The Volokh Conspiracy
Mostly law professors | Sometimes contrarian | Often libertarian | Always independent
Last July, the House of Representatives passed the Regulations from the Executive in Need of Scrutiny (REINS) Act, a measure to limit the ability of executive-branch agencies to adopt major regulatory initiatives without congressional approval. Specifically, the REINS Act prevents new major rules from taking effect unless and until they are approved by a joint resolution in Congress, and creates an expedited procedure for the consideration of such rules. I've written extensively on this idea, including this article in the NYU Journal of Legislation and Public Policy.
The House vote on REINS followed party lines, and the bill never made progress in the Senate. Nearly all Democrats opposed the bill as a partisan effort to restrain President Obama and his likely Democratic successor, and the White House promised a certain veto. No president wants to see his or her regulatory authority diminished by a hostile Congress.

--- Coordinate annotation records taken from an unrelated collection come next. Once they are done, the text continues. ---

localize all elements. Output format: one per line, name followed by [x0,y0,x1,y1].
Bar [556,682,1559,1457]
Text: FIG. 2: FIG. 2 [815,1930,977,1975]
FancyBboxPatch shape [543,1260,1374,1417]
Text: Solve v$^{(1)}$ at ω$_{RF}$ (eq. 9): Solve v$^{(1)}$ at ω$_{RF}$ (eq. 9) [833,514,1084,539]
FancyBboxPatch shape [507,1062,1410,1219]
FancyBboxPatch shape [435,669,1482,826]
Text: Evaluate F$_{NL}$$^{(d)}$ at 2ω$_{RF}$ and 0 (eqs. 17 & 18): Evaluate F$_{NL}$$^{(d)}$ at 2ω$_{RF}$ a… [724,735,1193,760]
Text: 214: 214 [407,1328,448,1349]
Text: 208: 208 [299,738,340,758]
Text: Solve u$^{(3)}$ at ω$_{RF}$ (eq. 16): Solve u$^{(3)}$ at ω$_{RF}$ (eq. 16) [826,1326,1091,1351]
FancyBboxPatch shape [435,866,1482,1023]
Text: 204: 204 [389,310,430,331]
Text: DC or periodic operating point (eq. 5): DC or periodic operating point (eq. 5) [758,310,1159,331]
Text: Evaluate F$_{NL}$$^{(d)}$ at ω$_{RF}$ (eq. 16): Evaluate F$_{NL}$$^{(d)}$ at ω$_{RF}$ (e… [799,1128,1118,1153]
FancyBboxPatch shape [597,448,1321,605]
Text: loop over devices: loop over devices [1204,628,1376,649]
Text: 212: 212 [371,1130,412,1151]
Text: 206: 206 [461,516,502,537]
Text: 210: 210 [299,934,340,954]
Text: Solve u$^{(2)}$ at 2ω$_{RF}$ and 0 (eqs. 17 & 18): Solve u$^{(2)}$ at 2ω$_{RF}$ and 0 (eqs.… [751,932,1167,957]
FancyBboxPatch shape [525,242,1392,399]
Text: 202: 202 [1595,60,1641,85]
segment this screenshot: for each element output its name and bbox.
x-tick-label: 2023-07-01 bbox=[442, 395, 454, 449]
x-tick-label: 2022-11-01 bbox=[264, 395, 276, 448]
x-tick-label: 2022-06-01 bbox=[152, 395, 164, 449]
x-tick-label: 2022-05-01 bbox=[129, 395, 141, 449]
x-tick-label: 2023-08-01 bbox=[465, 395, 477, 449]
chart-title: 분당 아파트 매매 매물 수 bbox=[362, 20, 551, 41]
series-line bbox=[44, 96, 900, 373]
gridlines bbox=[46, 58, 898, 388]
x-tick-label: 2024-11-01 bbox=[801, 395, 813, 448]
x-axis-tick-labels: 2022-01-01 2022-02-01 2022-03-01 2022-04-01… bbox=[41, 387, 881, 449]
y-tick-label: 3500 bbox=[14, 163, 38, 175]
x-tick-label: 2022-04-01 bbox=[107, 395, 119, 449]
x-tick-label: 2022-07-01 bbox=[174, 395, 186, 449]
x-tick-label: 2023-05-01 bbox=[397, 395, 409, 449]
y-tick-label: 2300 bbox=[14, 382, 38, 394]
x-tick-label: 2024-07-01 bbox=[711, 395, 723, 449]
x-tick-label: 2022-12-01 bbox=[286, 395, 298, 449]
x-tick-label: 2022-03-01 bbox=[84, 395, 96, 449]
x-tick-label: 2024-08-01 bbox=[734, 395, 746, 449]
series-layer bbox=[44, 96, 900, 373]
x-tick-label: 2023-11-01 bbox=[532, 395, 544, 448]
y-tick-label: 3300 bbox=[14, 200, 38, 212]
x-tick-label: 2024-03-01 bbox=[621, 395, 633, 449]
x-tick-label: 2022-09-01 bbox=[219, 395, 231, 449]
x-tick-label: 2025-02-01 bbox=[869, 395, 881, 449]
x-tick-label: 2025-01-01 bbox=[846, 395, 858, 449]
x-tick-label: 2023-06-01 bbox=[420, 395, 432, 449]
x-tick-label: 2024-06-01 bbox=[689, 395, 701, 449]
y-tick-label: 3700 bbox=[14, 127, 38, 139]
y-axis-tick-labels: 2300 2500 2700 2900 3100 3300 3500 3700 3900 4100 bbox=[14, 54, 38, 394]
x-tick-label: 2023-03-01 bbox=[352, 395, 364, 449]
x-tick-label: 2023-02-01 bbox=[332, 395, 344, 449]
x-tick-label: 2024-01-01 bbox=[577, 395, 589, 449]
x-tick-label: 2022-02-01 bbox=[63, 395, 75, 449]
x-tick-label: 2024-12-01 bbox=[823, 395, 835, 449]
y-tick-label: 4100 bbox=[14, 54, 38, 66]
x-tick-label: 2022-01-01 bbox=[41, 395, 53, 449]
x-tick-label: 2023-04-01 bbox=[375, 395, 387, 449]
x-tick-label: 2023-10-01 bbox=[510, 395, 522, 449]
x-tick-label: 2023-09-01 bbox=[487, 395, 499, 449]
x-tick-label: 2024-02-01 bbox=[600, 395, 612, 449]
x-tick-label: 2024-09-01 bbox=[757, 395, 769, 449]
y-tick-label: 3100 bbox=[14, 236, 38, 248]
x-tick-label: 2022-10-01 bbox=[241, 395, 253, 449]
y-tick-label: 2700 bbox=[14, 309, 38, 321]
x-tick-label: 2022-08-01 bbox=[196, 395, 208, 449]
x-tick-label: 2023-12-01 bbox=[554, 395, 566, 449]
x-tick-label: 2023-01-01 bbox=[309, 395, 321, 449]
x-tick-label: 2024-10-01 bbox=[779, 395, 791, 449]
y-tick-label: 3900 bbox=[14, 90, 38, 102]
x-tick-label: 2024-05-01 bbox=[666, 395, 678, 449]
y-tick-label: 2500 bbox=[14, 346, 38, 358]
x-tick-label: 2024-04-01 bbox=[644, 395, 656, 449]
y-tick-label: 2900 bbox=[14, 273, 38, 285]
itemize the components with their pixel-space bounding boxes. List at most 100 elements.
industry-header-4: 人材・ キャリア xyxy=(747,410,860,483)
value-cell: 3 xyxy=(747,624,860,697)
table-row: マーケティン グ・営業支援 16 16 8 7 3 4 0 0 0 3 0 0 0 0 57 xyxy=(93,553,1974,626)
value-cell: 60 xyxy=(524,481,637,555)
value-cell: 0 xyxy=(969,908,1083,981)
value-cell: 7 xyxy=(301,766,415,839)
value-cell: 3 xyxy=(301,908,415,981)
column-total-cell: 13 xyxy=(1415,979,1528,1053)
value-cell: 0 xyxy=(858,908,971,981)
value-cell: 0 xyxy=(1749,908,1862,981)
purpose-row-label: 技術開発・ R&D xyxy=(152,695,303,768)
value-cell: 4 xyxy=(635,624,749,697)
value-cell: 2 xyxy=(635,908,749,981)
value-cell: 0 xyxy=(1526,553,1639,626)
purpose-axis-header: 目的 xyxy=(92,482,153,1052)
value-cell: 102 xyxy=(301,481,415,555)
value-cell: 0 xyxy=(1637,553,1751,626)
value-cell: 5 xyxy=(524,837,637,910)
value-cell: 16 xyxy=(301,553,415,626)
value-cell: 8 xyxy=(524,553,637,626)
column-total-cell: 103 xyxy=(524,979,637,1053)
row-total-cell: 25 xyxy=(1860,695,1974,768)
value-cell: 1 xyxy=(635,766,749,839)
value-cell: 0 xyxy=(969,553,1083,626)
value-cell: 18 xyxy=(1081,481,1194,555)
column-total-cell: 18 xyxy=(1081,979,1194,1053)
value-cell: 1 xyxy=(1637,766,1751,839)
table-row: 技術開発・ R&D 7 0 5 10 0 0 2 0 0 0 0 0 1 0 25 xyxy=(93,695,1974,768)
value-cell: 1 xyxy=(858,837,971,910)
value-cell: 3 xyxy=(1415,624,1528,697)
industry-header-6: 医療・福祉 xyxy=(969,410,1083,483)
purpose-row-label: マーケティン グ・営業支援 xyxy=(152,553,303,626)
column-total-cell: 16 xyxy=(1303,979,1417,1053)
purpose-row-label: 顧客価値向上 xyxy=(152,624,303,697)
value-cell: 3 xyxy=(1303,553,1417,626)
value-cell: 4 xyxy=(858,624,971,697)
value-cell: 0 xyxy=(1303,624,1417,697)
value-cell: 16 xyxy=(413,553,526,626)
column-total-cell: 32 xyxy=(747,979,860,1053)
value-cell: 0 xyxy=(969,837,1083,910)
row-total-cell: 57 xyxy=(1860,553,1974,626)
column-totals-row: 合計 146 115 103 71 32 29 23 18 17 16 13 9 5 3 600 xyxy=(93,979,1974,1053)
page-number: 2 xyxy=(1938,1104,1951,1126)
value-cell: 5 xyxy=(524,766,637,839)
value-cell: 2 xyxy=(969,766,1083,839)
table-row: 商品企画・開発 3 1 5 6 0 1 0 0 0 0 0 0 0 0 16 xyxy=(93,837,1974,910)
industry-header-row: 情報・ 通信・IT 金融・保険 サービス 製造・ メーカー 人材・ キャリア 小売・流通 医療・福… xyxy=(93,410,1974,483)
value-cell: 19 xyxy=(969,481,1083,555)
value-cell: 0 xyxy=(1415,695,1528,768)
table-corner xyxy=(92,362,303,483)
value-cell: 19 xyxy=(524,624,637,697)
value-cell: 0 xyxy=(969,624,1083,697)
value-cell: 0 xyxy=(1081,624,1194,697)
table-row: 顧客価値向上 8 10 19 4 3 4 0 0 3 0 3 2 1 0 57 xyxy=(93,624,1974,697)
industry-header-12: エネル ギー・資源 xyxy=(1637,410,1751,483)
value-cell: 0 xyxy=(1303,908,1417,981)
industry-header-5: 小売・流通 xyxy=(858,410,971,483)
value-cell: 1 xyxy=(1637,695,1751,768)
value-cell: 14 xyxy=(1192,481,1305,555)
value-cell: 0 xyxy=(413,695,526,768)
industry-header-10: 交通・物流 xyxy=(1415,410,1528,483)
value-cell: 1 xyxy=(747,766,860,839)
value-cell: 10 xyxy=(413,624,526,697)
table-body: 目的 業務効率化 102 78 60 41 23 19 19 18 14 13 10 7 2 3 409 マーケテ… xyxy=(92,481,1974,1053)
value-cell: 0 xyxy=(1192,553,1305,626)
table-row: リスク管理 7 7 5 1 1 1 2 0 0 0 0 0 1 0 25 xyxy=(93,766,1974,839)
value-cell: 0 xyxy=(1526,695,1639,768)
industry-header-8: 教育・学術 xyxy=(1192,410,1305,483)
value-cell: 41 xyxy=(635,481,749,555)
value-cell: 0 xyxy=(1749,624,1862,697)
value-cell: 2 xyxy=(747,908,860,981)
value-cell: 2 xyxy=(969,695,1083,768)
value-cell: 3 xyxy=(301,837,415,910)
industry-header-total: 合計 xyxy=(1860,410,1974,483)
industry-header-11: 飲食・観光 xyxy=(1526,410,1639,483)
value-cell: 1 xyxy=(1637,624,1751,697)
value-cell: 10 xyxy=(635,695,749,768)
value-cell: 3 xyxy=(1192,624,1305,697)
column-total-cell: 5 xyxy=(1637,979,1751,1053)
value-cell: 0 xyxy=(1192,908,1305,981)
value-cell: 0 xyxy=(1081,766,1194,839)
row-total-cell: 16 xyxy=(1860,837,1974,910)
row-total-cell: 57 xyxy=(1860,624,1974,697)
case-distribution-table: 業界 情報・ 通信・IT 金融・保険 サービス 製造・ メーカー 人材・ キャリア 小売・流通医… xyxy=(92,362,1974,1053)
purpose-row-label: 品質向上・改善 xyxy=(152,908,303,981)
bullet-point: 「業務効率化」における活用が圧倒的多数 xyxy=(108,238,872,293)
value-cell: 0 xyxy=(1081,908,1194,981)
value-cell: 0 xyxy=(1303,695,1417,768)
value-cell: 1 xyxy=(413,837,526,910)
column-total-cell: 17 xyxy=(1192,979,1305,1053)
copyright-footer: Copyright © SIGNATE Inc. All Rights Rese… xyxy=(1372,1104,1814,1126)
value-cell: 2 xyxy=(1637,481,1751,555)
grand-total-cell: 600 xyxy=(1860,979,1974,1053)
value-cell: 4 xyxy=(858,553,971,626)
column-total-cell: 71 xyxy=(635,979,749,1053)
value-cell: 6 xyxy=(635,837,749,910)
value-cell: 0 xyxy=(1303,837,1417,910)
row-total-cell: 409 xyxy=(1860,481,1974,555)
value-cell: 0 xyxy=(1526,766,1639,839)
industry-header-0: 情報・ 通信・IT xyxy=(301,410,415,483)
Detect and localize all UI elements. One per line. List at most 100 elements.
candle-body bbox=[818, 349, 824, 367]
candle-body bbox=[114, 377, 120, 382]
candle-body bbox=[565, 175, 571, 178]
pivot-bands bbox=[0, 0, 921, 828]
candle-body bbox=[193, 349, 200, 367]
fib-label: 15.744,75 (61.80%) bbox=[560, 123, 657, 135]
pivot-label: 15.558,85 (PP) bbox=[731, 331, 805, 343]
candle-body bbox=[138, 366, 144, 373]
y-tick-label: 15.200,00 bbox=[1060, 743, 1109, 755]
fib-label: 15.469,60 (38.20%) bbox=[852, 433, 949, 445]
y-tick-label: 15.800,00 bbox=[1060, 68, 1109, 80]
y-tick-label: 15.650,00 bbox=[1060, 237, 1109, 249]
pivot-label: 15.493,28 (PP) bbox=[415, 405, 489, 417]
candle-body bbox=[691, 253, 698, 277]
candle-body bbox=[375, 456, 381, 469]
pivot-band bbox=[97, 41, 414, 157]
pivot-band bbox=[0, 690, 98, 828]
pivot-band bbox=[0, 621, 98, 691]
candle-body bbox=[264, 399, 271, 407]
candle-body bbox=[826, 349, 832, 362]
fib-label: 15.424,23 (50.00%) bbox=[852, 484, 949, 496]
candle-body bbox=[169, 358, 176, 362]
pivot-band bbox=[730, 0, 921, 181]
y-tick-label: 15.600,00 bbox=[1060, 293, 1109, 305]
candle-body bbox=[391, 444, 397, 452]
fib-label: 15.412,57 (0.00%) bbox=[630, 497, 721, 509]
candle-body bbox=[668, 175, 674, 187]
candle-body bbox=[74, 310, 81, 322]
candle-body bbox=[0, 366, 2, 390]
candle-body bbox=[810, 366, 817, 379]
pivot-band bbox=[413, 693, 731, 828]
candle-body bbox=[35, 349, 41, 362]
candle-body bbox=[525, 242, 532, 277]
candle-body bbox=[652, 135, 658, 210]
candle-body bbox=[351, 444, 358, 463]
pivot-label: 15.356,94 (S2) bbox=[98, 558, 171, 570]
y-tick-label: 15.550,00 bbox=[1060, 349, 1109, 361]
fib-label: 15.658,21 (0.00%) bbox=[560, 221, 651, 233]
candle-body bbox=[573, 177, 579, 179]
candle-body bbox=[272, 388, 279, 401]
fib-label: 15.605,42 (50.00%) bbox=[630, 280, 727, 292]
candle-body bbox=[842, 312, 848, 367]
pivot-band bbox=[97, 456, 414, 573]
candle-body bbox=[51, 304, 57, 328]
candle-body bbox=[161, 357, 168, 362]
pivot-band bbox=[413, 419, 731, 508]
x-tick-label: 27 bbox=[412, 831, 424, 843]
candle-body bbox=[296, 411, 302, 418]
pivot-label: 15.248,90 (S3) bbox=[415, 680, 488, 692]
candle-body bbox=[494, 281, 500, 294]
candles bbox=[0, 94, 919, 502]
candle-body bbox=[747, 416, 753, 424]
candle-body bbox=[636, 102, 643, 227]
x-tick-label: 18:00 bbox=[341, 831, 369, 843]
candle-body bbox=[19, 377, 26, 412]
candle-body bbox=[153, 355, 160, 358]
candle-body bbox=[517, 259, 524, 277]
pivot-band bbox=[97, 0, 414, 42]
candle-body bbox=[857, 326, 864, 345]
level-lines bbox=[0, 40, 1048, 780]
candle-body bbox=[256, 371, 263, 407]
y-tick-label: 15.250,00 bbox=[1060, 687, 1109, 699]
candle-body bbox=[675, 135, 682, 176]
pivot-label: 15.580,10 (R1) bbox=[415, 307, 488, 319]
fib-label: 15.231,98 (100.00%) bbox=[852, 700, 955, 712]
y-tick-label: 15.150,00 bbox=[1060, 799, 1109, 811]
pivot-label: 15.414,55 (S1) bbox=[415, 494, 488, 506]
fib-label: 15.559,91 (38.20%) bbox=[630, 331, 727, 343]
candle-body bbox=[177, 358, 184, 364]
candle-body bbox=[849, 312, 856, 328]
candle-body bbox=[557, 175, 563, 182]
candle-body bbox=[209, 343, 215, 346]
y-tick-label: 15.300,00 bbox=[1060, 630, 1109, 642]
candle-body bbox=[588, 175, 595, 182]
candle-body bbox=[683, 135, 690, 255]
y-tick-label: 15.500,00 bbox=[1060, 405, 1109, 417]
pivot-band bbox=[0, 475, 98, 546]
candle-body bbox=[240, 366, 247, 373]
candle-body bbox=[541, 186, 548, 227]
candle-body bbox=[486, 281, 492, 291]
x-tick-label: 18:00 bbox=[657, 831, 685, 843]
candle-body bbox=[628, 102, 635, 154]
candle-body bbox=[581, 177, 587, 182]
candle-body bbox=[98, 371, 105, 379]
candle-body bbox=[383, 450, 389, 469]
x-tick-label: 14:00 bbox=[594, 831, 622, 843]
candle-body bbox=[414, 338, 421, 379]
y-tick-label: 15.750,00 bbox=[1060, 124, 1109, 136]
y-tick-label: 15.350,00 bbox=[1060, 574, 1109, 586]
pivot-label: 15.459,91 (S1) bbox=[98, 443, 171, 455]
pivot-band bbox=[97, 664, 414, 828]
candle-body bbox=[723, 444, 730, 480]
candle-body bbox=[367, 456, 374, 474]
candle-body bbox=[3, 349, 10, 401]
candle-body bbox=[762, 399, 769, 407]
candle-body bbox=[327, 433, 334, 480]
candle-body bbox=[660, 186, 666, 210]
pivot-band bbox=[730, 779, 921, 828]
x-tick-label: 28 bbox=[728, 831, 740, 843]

House Republicans have not given up on the REINS Act, however. It's a part of the "A Better Way" agenda, and the leadership promises swift action in the first 100 days of the Trump presidency. President-elect Donald Trump, for his part, also endorsed the REINS Act as a necessary restraint on executive-branch lawmaking—although that was when such lawmaking was being done by President Obama and his appointees. Said Trump:
I will sign the REINS Act should it reach my desk as President and more importantly I will work hard to get it passed. The monstrosity that is the Federal Government with its pages and pages of rules and regulations has been a disaster for the American economy and job growth. The REINS Act is one major step toward getting our government under control.
Trump may well have second thoughts once he realizes that the REINS Act could hamper his own regulatory agenda, at least insofar as it is in conflict with what Congress would support. Prior presidents have often tempered their support for reforms they supported on the campaign trail. Congressional Republicans may also find reasons to second-guess broad reform measures that could constrain a president of their own party. In this sense, the next few months should be highly revealing.
For reasons I've explained in the writings above, I believe the REINS Act would be a worthwhile reform. I believe this even if such a reform, on the margins, restrains some of Trump's deregulatory ambitions. Although often portrayed as a measure designed to hamstring regulators, the primary purpose and effect of the REINS Act is to force Congress to take greater responsibility for the regulatory edicts that are imposed upon the nation. Agencies may adopt regulatory measures only when Congress has given them the power to do so, so Congress should not be able to pretend excessive or unreasonable regulation is someone else's fault. Requiring Congress to pass major regulatory initiatives would help restore political accountability for regulatory policy.
The REINS Act is not the only regulatory reform proposal endorsed by House Republicans. Another is the Separation of Powers Restoration Act, which would, among other things, overturn the Chevron doctrine and prevent courts from deferring to agency interpretations. Another would add additional procedural requirements to notice-and-comment rulemaking. I'm less bullish on these measures because I do not think they address the core problem of unconstrained delegation of regulatory power. The former tries to micromanage judicial review of agency actions, while the latter seems to add costly procedure for procedure's sake. But if Congress fails to act on REINS, perhaps I'll reconsider.